Selected article for: "genetic diversity and host genetic diversity"

Author: Drexler, Jan Felix; Corman, Victor Max; Müller, Marcel Alexander; Maganga, Gael Darren; Vallo, Peter; Binger, Tabea; Gloza-Rausch, Florian; Rasche, Andrea; Yordanov, Stoian; Seebens, Antje; Oppong, Samuel; Sarkodie, Yaw Adu; Pongombo, Célestin; Lukashev, Alexander N.; Schmidt-Chanasit, Jonas; Stöcker, Andreas; Carneiro, Aroldo José Borges; Erbar, Stephanie; Maisner, Andrea; Fronhoffs, Florian; Buettner, Reinhard; Kalko, Elisabeth K.V.; Kruppa, Thomas; Franke, Carlos Roberto; Kallies, René; Yandoko, Emmanuel R.N.; Herrler, Georg; Reusken, Chantal; Hassanin, Alexandre; Krüger, Detlev H.; Matthee, Sonja; Ulrich, Rainer G.; Leroy, Eric M.; Drosten, Christian
Title: Bats host major mammalian paramyxoviruses
  • Document date: 2012_4_24
  • ID: yw028ohl_20
    Snippet: Tracing hosts in PV phylogeny. To extract information on hosts during the more recent evolution of extant mammalian PV, the most parsimonious hypothesis of historical host trait changes was reconstructed along the PV tree.
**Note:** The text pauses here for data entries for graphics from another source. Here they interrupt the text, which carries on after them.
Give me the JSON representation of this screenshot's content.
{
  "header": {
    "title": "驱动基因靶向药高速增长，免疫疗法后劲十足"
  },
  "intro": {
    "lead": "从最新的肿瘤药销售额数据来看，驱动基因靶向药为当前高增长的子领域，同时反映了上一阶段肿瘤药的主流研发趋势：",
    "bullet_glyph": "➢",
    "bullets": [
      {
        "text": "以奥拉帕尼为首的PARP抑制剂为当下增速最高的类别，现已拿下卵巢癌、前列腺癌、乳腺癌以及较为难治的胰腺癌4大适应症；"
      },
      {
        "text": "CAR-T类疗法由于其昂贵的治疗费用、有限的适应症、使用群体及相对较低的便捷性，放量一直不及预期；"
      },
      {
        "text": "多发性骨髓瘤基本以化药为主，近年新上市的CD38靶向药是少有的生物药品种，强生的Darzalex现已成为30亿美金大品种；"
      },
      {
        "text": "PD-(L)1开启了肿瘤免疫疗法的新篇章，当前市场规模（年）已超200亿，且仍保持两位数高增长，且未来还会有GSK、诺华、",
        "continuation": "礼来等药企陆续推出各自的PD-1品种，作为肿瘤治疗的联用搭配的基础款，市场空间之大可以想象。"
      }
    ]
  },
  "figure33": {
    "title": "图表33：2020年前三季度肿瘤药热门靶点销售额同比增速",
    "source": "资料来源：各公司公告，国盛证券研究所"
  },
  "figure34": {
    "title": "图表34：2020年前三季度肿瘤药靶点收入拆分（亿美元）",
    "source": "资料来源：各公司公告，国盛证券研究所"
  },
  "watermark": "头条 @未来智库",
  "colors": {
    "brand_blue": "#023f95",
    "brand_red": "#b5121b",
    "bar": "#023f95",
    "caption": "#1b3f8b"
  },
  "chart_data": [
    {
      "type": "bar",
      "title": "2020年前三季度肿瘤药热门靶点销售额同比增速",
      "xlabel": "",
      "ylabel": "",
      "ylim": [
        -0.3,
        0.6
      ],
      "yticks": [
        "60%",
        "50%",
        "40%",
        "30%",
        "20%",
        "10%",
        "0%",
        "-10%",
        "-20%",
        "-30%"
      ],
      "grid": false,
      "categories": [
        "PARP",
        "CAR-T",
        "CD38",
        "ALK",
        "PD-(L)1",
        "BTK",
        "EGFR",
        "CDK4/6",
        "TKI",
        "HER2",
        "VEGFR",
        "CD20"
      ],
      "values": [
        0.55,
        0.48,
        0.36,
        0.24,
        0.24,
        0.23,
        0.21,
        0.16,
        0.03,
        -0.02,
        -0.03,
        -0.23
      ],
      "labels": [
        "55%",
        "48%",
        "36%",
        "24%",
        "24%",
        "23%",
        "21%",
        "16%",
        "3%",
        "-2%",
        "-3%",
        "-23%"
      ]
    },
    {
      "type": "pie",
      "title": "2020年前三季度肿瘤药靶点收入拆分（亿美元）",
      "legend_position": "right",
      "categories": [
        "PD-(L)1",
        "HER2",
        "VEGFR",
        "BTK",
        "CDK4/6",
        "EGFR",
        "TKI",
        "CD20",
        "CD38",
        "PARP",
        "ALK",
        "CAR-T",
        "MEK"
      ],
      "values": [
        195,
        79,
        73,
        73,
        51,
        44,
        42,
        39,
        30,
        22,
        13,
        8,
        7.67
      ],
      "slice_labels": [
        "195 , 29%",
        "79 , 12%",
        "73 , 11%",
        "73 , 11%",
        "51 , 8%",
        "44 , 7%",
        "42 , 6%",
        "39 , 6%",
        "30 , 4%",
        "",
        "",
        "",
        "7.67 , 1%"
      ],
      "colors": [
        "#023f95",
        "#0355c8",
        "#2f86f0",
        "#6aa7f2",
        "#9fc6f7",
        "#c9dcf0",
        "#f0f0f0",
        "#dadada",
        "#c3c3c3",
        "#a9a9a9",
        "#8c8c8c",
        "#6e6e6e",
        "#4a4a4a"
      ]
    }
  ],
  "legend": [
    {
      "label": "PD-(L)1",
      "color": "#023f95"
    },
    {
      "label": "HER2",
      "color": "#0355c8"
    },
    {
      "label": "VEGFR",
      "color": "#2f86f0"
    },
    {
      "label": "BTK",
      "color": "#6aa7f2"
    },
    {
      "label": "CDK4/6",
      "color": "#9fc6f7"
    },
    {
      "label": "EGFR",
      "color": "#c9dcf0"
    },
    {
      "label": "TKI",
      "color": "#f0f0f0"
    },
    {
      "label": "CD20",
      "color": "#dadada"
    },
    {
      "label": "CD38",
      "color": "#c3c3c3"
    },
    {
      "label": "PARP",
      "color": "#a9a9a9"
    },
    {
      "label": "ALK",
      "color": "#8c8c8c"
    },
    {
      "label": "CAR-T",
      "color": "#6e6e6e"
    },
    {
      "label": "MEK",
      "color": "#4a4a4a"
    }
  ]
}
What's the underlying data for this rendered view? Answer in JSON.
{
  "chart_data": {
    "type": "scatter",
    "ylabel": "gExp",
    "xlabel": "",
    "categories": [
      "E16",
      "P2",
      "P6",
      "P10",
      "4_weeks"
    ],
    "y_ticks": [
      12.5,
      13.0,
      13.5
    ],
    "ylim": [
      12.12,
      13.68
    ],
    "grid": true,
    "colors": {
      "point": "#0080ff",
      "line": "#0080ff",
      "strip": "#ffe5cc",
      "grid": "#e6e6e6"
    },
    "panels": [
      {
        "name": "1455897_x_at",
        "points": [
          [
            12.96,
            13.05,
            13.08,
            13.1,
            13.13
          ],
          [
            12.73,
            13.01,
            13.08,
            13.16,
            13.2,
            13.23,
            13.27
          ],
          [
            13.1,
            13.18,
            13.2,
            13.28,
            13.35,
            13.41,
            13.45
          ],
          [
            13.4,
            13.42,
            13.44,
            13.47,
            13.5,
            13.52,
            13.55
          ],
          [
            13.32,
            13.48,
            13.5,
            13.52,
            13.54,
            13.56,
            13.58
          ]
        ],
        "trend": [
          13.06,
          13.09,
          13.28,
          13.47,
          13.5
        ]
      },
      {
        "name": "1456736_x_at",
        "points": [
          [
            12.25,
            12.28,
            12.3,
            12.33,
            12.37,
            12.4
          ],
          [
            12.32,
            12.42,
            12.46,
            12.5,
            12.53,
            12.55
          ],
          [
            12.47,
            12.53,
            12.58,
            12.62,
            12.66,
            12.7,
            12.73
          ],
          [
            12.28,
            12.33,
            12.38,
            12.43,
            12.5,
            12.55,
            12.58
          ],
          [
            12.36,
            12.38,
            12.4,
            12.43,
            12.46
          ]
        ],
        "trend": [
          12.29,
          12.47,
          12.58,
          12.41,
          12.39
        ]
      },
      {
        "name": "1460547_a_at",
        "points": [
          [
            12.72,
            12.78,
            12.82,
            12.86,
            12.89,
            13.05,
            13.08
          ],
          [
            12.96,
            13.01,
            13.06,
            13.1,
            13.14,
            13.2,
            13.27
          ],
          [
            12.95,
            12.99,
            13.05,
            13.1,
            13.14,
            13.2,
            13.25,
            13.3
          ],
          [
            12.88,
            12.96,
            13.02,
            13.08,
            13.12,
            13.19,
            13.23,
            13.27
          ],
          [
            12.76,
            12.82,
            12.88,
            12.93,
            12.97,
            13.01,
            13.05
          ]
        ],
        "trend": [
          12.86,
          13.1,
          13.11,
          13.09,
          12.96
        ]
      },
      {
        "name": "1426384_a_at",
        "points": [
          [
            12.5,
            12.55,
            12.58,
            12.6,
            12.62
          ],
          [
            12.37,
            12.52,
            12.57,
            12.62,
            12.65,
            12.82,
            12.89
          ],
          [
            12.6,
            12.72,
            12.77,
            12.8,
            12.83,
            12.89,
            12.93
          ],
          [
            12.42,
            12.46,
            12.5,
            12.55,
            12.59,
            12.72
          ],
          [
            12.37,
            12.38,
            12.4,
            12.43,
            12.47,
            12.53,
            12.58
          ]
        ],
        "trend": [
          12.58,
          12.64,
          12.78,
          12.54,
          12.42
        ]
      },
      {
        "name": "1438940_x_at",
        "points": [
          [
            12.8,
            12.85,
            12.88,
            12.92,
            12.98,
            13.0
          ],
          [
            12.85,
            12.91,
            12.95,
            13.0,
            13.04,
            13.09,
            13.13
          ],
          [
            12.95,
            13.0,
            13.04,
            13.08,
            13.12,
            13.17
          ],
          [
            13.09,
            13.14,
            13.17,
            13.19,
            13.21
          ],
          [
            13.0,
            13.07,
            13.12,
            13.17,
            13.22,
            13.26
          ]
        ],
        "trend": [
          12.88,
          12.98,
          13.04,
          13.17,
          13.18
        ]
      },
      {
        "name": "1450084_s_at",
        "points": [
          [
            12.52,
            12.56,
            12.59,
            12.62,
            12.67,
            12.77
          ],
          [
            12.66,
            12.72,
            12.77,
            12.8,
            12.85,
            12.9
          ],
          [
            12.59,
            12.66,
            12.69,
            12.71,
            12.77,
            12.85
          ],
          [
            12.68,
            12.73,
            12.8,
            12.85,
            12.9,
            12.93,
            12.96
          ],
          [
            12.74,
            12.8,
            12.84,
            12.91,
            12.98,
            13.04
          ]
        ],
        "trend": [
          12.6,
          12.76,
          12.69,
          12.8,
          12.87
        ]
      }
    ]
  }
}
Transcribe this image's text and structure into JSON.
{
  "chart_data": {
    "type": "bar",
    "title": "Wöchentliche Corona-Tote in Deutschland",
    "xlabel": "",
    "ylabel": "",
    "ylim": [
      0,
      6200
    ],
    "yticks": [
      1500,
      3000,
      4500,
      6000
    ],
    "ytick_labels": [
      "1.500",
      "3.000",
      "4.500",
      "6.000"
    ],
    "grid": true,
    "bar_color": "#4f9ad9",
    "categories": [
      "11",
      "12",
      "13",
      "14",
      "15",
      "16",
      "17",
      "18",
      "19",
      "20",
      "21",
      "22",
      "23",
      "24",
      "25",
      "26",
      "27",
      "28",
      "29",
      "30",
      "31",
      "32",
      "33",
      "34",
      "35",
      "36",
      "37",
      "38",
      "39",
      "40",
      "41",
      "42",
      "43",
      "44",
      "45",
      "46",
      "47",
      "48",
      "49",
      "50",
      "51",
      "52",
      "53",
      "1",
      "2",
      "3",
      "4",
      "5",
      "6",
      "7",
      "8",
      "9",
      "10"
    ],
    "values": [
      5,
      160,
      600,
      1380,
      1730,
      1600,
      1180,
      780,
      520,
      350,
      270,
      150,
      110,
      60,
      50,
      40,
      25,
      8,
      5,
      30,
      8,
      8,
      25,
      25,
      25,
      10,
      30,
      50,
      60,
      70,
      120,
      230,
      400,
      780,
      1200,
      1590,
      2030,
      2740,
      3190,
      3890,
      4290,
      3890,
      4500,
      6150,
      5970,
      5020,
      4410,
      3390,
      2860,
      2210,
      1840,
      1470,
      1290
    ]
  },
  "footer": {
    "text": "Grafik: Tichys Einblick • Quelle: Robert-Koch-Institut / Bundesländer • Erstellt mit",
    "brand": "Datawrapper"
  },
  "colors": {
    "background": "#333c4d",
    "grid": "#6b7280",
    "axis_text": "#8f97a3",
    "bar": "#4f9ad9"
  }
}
To take topological uncertainty into account, this analysis was done on a large set of phylogenetic trees extracted from the terminal phase of an optimised Bayesian inference of phylogeny. The numbers of deduced transitions bet.....
    Document: Tracing hosts in PV phylogeny. To extract information on hosts during the more recent evolution of extant mammalian PV, the most parsimonious hypothesis of historical host trait changes was reconstructed along the PV tree. To take topological uncertainty into account, this analysis was done on a large set of phylogenetic trees extracted from the terminal phase of an optimised Bayesian inference of phylogeny. The numbers of deduced transitions between ordinal categories of hosts including bats, rodents, primates, carnivores, ungulates and birds were estimated and averaged over > 10,000 trees. To achieve a proper representation of PV from hosts other than bats and rodents, reference sequences were selected from GenBank so as to provide a maximal genetic diversity per ordinal host category (Fig. 8a ). In summary, these analyses determined host switches from bats into other host categories to have occurred more often than switches originating from any other of these host categories (Fig. 8b ).